Кстати, о языке. По сути, существуют два валлийских языка: один – местный диалект английского, второй – собственно валлийский, называемый «кемраиг» или «э гемраиг». Он относится к бриттской группе кельтских языков. На слух, мягко говоря, странен и похож на картавое шипение некоторых народов, населяющих произведения Толкиена. Из 3 миллионов населения Уэльса на нём говорит меньше миллиона, однако его можно услышать, если двинуться по пятам жюль-верновских детей капитана Гранта в аргентинскую Патагонию. Встретить людей, хорошо понимающих валлийский, можно даже в Лондоне, однако говорят на нём по большей части те, кто живёт в деревнях Уэльса. В таких крупных валлийских городах, как тот же Кардифф, он почти не используется. По закону все указатели пишутся на двух языках – английском и валлийском. Включая названия городов и местечек, которые между собой разнятся, иногда очень кардинально. Например, столица Уэльса по-английски пишется Cardiff, а по-валлийски – Caerdydd. Валлийские школьники обязаны изучать свой родной язык до 16 лет. Больше четверти из них ходят в школы, где преподавание ведется преимущественно на валлийском. Для вторых он оказывается вторым, после английского.

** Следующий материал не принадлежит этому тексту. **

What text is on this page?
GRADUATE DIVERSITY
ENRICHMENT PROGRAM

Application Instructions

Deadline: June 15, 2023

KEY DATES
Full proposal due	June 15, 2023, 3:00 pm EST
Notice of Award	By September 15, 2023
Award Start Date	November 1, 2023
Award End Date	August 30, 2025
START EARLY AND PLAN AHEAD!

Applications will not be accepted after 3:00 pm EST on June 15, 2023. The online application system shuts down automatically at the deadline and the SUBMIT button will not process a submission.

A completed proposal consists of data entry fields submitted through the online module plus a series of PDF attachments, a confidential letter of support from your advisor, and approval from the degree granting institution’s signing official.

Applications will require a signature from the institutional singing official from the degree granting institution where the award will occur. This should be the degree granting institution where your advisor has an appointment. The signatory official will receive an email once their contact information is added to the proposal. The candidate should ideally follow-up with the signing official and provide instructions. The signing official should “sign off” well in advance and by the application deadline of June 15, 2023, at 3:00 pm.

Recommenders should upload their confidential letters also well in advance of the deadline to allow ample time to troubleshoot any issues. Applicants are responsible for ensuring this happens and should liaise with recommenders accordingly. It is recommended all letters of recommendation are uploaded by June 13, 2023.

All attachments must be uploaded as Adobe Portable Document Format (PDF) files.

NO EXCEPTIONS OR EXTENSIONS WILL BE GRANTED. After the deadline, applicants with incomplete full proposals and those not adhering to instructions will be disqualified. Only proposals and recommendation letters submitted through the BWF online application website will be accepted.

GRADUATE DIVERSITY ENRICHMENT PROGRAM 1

Полагаю, что для начала общих сведений об Уэльсе вполне достаточно. Давайте лучше посмотрим в окно и сообразим, где мы оказались.
Если вы после обеда в Солсбери не заснули, то наверняка слышали, как Вари объявила, что слева по курсу мы только что миновали Бристоль. Бристоль – это порт, который я помню ещё с дошкольного возраста, когда мне читали «Остров Сокровищ», поскольку плавание героев началось именно оттуда. На самом деле с автострады вы никакого порта не увидите – только скучные промышленные строения с подозрительными трубами.
Потом за окном возникнет широченное болото: сплошные наносы бурого песка с илом. Болото уходит до самого горизонта, до моря, и называется устьем самой длинной в Великобритании реки – Северна, которая, собственно и отделяет Англию от Уэльса.
Как бы ни удивило вас зрелище грязного мелководья самой большой реки, ваше внимание сразу же переключается на вырастающую впереди ажурную белую конструкцию моста. Этот мост, кстати, называется не мостом, а Вторым Пересечением Северна (Second Severn Crossing). Именно он с 1996 года соединяет берега Англии и Уэльса. Выше по течению есть, как вы понимаете, ещё и Старое Пересечение, тоже мост, но он значительно меньше и в своё время перестал справляться с потоком транспорта.
Чтобы проехать по более чем 5 километрам нового моста, нужно заплатить таксу. Проезд такой же, как при пересечении границы или выезд на платную автостраду – через ряд ворот с будочками для отъёмщиков денег. Если вы за рулём легковушки, приготовьте 6 фунтов. Нашей же Кёрсти пришлось отдать 18. Если вы на мотоцикле, проезд для вас будет бесплатным. Но если вы на велосипеде или пешком – вас не пустят ни за какие деньги.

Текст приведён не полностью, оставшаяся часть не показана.